Show that if $c : \mathbb R → \mathbb R^n$ is a parametrisation by arc-length of a closed curve, then c is periodic.
My attempt:- I know the definition of periodic curve as A parametrised curve $c : \mathbb R → \mathbb R^n$ is called periodic with period $L$ if for all $t ∈ \mathbb R$ we have $c(t + L) = c(t), L > 0,$ and there is no $0 < L' < L$ such that $c(t + L' ) = c(t)$ for all $t ∈ \mathbb R$ as well. A curve is called closed if it has a periodic regular parametrisation.
I know here Period will be arc length($S$) of the curve. Let $c:[0,S]\to \mathbb R^n$ represent the closed curve. $c(s+S)=c(\int_0^s||\dot{c}(t)||dt+ S)$. I don't know How to proceed further. Please help me.

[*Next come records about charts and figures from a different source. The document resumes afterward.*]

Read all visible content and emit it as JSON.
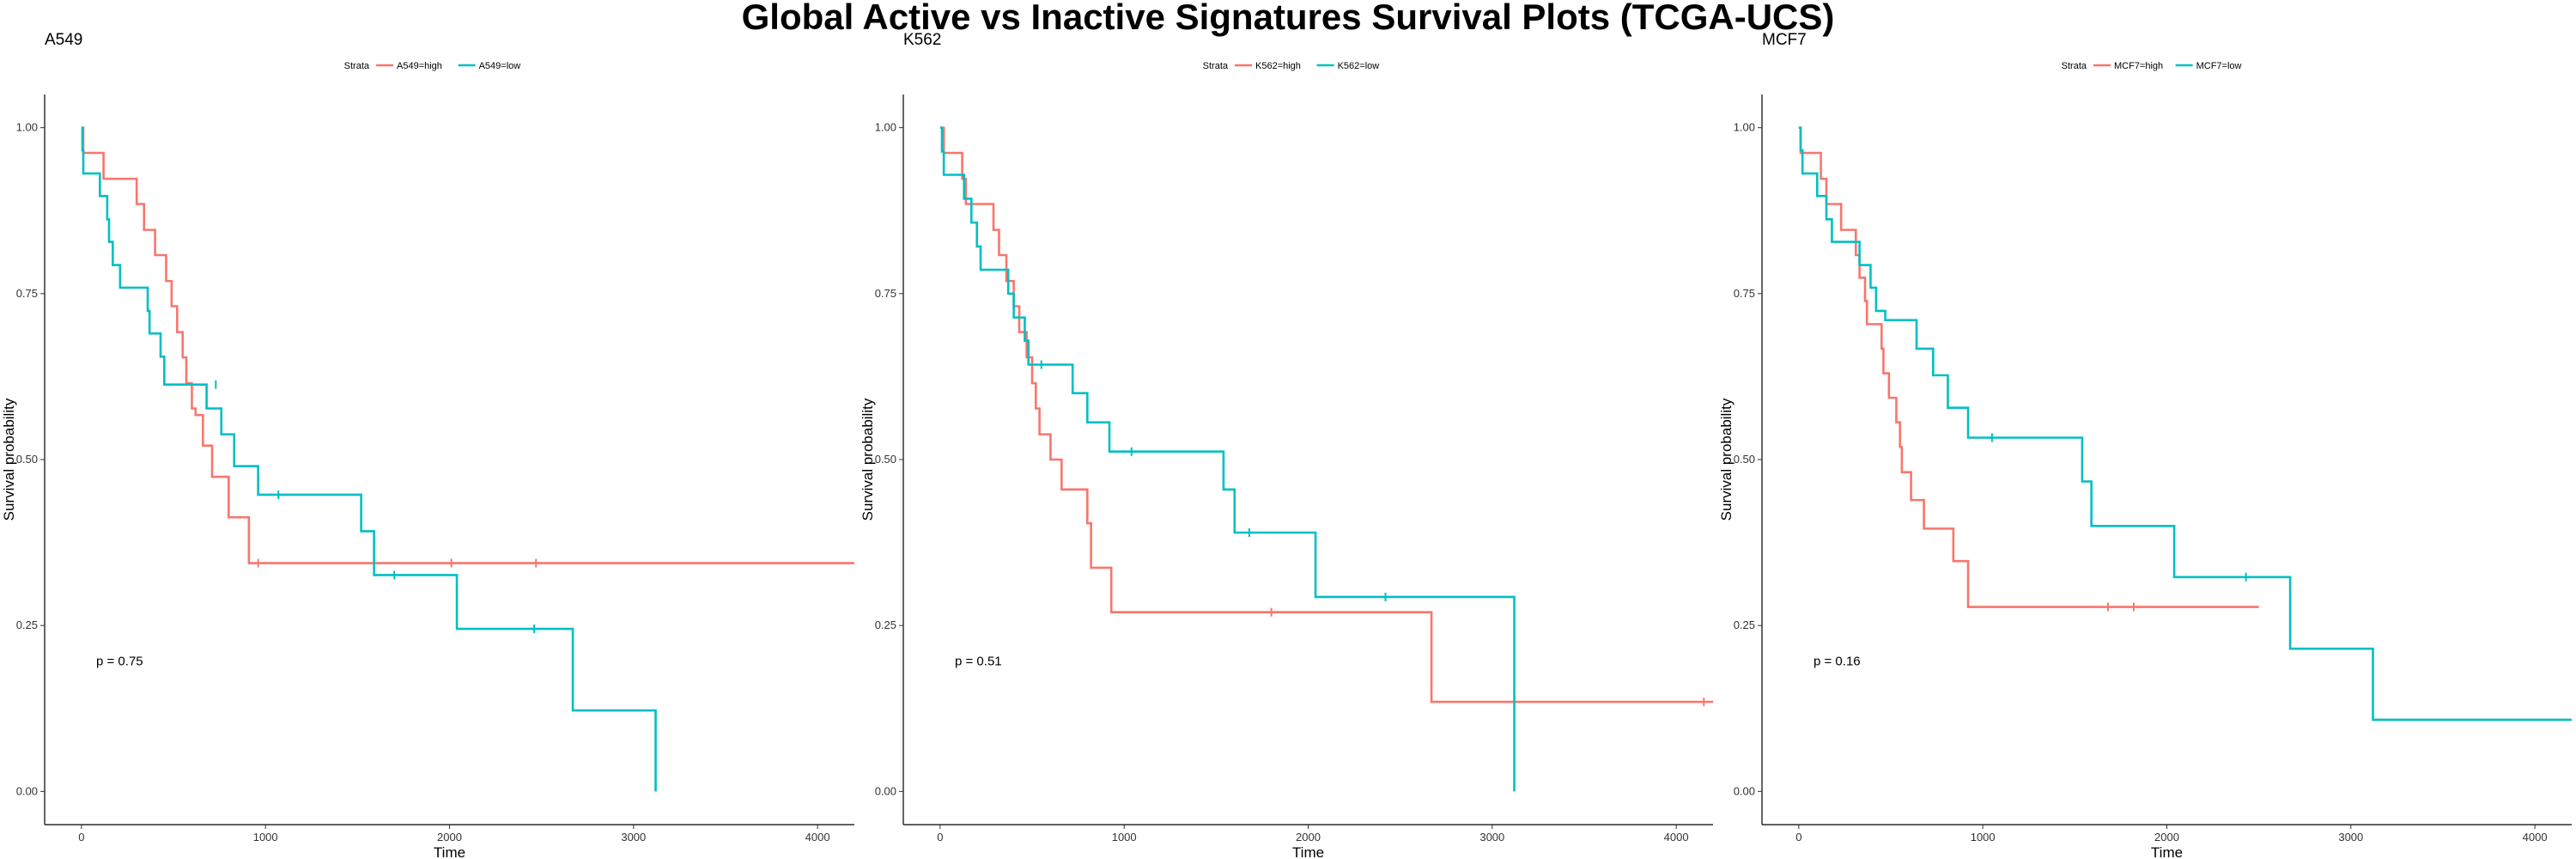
{
  "figure": {
    "title": "Global Active vs Inactive Signatures Survival Plots (TCGA-UCS)"
  },
  "colors": {
    "high": "#F8766D",
    "low": "#00BFC4",
    "axis": "#000000"
  },
  "chart_data": [
    {
      "type": "line",
      "subtype": "kaplan-meier",
      "title": "A549",
      "xlabel": "Time",
      "ylabel": "Survival probability",
      "xlim": [
        -200,
        4200
      ],
      "ylim": [
        -0.05,
        1.05
      ],
      "xticks": [
        0,
        1000,
        2000,
        3000,
        4000
      ],
      "yticks": [
        "0.00",
        "0.25",
        "0.50",
        "0.75",
        "1.00"
      ],
      "legend": {
        "title": "Strata",
        "placement": "top"
      },
      "annotation": "p = 0.75",
      "series": [
        {
          "name": "A549=high",
          "color": "#F8766D",
          "steps": [
            [
              0,
              1.0
            ],
            [
              10,
              0.962
            ],
            [
              120,
              0.923
            ],
            [
              300,
              0.885
            ],
            [
              340,
              0.846
            ],
            [
              400,
              0.808
            ],
            [
              460,
              0.769
            ],
            [
              490,
              0.731
            ],
            [
              520,
              0.692
            ],
            [
              550,
              0.654
            ],
            [
              570,
              0.615
            ],
            [
              600,
              0.577
            ],
            [
              620,
              0.567
            ],
            [
              660,
              0.521
            ],
            [
              710,
              0.474
            ],
            [
              800,
              0.413
            ],
            [
              910,
              0.344
            ],
            [
              4200,
              0.344
            ]
          ],
          "censors": [
            [
              960,
              0.344
            ],
            [
              2010,
              0.344
            ],
            [
              2470,
              0.344
            ]
          ]
        },
        {
          "name": "A549=low",
          "color": "#00BFC4",
          "steps": [
            [
              0,
              1.0
            ],
            [
              5,
              0.966
            ],
            [
              10,
              0.931
            ],
            [
              100,
              0.897
            ],
            [
              140,
              0.862
            ],
            [
              150,
              0.828
            ],
            [
              170,
              0.793
            ],
            [
              210,
              0.759
            ],
            [
              360,
              0.724
            ],
            [
              370,
              0.69
            ],
            [
              430,
              0.655
            ],
            [
              450,
              0.613
            ],
            [
              680,
              0.577
            ],
            [
              760,
              0.538
            ],
            [
              830,
              0.49
            ],
            [
              960,
              0.447
            ],
            [
              1520,
              0.392
            ],
            [
              1590,
              0.326
            ],
            [
              2040,
              0.245
            ],
            [
              2670,
              0.122
            ],
            [
              3120,
              0.0
            ]
          ],
          "censors": [
            [
              730,
              0.613
            ],
            [
              1070,
              0.447
            ],
            [
              1700,
              0.326
            ],
            [
              2460,
              0.245
            ]
          ]
        }
      ]
    },
    {
      "type": "line",
      "subtype": "kaplan-meier",
      "title": "K562",
      "xlabel": "Time",
      "ylabel": "Survival probability",
      "xlim": [
        -200,
        4200
      ],
      "ylim": [
        -0.05,
        1.05
      ],
      "xticks": [
        0,
        1000,
        2000,
        3000,
        4000
      ],
      "yticks": [
        "0.00",
        "0.25",
        "0.50",
        "0.75",
        "1.00"
      ],
      "legend": {
        "title": "Strata",
        "placement": "top"
      },
      "annotation": "p = 0.51",
      "series": [
        {
          "name": "K562=high",
          "color": "#F8766D",
          "steps": [
            [
              0,
              1.0
            ],
            [
              20,
              0.962
            ],
            [
              120,
              0.923
            ],
            [
              140,
              0.885
            ],
            [
              290,
              0.846
            ],
            [
              320,
              0.808
            ],
            [
              360,
              0.769
            ],
            [
              400,
              0.731
            ],
            [
              430,
              0.692
            ],
            [
              470,
              0.654
            ],
            [
              500,
              0.615
            ],
            [
              520,
              0.577
            ],
            [
              540,
              0.538
            ],
            [
              600,
              0.5
            ],
            [
              660,
              0.455
            ],
            [
              800,
              0.404
            ],
            [
              820,
              0.337
            ],
            [
              930,
              0.27
            ],
            [
              2670,
              0.135
            ],
            [
              4200,
              0.135
            ]
          ],
          "censors": [
            [
              1800,
              0.27
            ],
            [
              4150,
              0.135
            ]
          ]
        },
        {
          "name": "K562=low",
          "color": "#00BFC4",
          "steps": [
            [
              0,
              1.0
            ],
            [
              10,
              0.964
            ],
            [
              20,
              0.929
            ],
            [
              130,
              0.893
            ],
            [
              170,
              0.857
            ],
            [
              200,
              0.821
            ],
            [
              220,
              0.786
            ],
            [
              370,
              0.75
            ],
            [
              400,
              0.714
            ],
            [
              460,
              0.679
            ],
            [
              480,
              0.643
            ],
            [
              720,
              0.6
            ],
            [
              800,
              0.556
            ],
            [
              920,
              0.512
            ],
            [
              1540,
              0.455
            ],
            [
              1600,
              0.39
            ],
            [
              2040,
              0.293
            ],
            [
              3120,
              0.0
            ]
          ],
          "censors": [
            [
              550,
              0.643
            ],
            [
              1040,
              0.512
            ],
            [
              1680,
              0.39
            ],
            [
              2420,
              0.293
            ]
          ]
        }
      ]
    },
    {
      "type": "line",
      "subtype": "kaplan-meier",
      "title": "MCF7",
      "xlabel": "Time",
      "ylabel": "Survival probability",
      "xlim": [
        -200,
        4200
      ],
      "ylim": [
        -0.05,
        1.05
      ],
      "xticks": [
        0,
        1000,
        2000,
        3000,
        4000
      ],
      "yticks": [
        "0.00",
        "0.25",
        "0.50",
        "0.75",
        "1.00"
      ],
      "legend": {
        "title": "Strata",
        "placement": "top"
      },
      "annotation": "p = 0.16",
      "series": [
        {
          "name": "MCF7=high",
          "color": "#F8766D",
          "steps": [
            [
              0,
              1.0
            ],
            [
              10,
              0.962
            ],
            [
              120,
              0.923
            ],
            [
              150,
              0.885
            ],
            [
              230,
              0.846
            ],
            [
              310,
              0.808
            ],
            [
              330,
              0.774
            ],
            [
              360,
              0.739
            ],
            [
              370,
              0.704
            ],
            [
              450,
              0.667
            ],
            [
              460,
              0.63
            ],
            [
              490,
              0.593
            ],
            [
              530,
              0.556
            ],
            [
              550,
              0.519
            ],
            [
              560,
              0.481
            ],
            [
              610,
              0.439
            ],
            [
              680,
              0.396
            ],
            [
              840,
              0.347
            ],
            [
              920,
              0.278
            ],
            [
              2500,
              0.278
            ]
          ],
          "censors": [
            [
              1680,
              0.278
            ],
            [
              1820,
              0.278
            ]
          ]
        },
        {
          "name": "MCF7=low",
          "color": "#00BFC4",
          "steps": [
            [
              0,
              1.0
            ],
            [
              10,
              0.966
            ],
            [
              20,
              0.931
            ],
            [
              100,
              0.897
            ],
            [
              150,
              0.862
            ],
            [
              180,
              0.828
            ],
            [
              330,
              0.793
            ],
            [
              390,
              0.759
            ],
            [
              420,
              0.724
            ],
            [
              470,
              0.71
            ],
            [
              640,
              0.667
            ],
            [
              730,
              0.627
            ],
            [
              810,
              0.578
            ],
            [
              920,
              0.533
            ],
            [
              1540,
              0.467
            ],
            [
              1590,
              0.4
            ],
            [
              2040,
              0.323
            ],
            [
              2670,
              0.215
            ],
            [
              3120,
              0.108
            ],
            [
              4200,
              0.108
            ]
          ],
          "censors": [
            [
              1050,
              0.533
            ],
            [
              2430,
              0.323
            ]
          ]
        }
      ]
    }
  ]
}
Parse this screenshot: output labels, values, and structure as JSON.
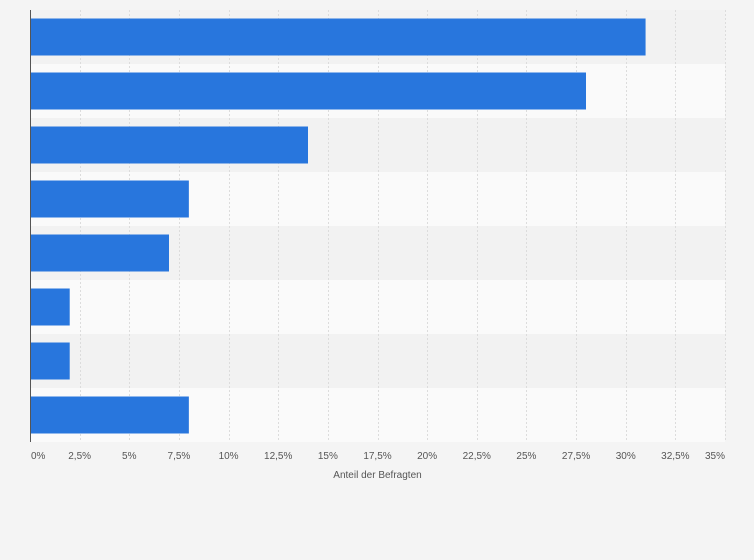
{
  "chart_data": {
    "type": "bar",
    "orientation": "horizontal",
    "categories": [
      "",
      "",
      "",
      "",
      "",
      "",
      "",
      ""
    ],
    "values": [
      31,
      28,
      14,
      8,
      7,
      2,
      2,
      8
    ],
    "title": "",
    "xlabel": "Anteil der Befragten",
    "ylabel": "",
    "xlim": [
      0,
      35
    ],
    "x_ticks": [
      0,
      2.5,
      5,
      7.5,
      10,
      12.5,
      15,
      17.5,
      20,
      22.5,
      25,
      27.5,
      30,
      32.5,
      35
    ],
    "x_tick_labels": [
      "0%",
      "2,5%",
      "5%",
      "7,5%",
      "10%",
      "12,5%",
      "15%",
      "17,5%",
      "20%",
      "22,5%",
      "25%",
      "27,5%",
      "30%",
      "32,5%",
      "35%"
    ],
    "grid": true,
    "legend": "none",
    "colors": {
      "bar": "#2876dd",
      "band_dark": "#f2f2f2",
      "band_light": "#fafafa",
      "grid": "#dcdcdc",
      "axis": "#555555",
      "background": "#f4f4f4"
    }
  }
}
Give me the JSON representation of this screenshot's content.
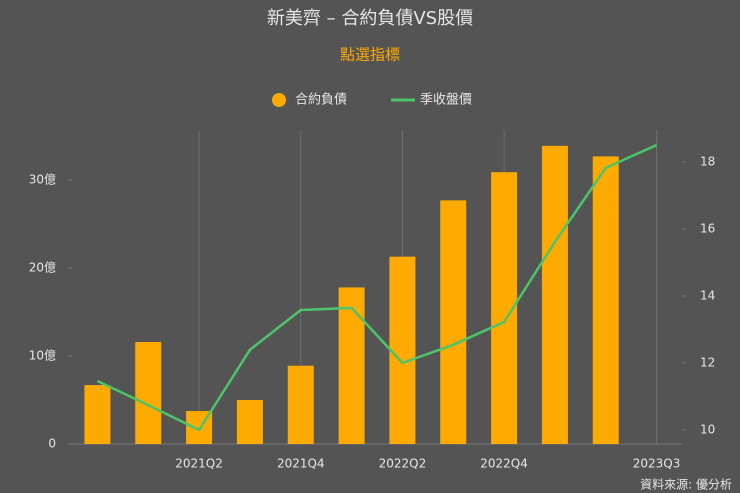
{
  "chart_data": {
    "type": "bar-line",
    "title": "新美齊 – 合約負債VS股價",
    "subtitle": "點選指標",
    "source": "資料來源: 優分析",
    "categories": [
      null,
      null,
      "2021Q2",
      null,
      "2021Q4",
      null,
      "2022Q2",
      null,
      "2022Q4",
      null,
      null,
      "2023Q3"
    ],
    "series": [
      {
        "name": "合約負債",
        "type": "bar",
        "color": "#ffaa00",
        "axis": "y",
        "values": [
          6.7,
          11.6,
          3.75,
          5.0,
          8.9,
          17.8,
          21.3,
          27.7,
          30.9,
          33.9,
          32.7,
          null
        ]
      },
      {
        "name": "季收盤價",
        "type": "line",
        "color": "#4cc46a",
        "axis": "y2",
        "values": [
          11.46,
          10.74,
          10.0,
          12.39,
          13.58,
          13.64,
          12.0,
          12.54,
          13.22,
          15.61,
          17.82,
          18.5
        ]
      }
    ],
    "ylim": [
      0,
      35.7
    ],
    "yticks": [
      0,
      {
        "value": 10,
        "label": "10億"
      },
      {
        "value": 20,
        "label": "20億"
      },
      {
        "value": 30,
        "label": "30億"
      }
    ],
    "y2lim": [
      9.58,
      18.95
    ],
    "y2ticks": [
      10,
      12,
      14,
      16,
      18
    ],
    "xgrid": true
  }
}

Suppose you have an arc-length parametrization $c(s)$ of a regular closed curve. Being closed, according to your definition, means that there is a regular parametrization $\gamma:\mathbb{R}\to \mathbb{R}^n$ which is periodic, $\gamma(t+L)=\gamma(t)$ for any $t$ ($L$ is the principal period, as in your definition). Choose $t_0$ such that $\gamma(t_0)=c(0)$. By regularity, $\|\gamma'(t)\|>0$ and then $$ s(t)=\int\limits_{t_0}^t\|\gamma'(r)\|\,dr $$ is a strictly increasing function, with $s(t_0+L)=S$ (total length of the curve) and $s(t)=at+f(t)$, where $a=S/L$ and $f$ is periodic with period $L$ (this is a general fact: the integral of a periodic function is linear + periodic, you can easily prove this yourself). Therefore, for any $s=s(t)$, $$ c(s+S)=\gamma(t+L)=\gamma(t)=c(s), $$ thus proving the claim.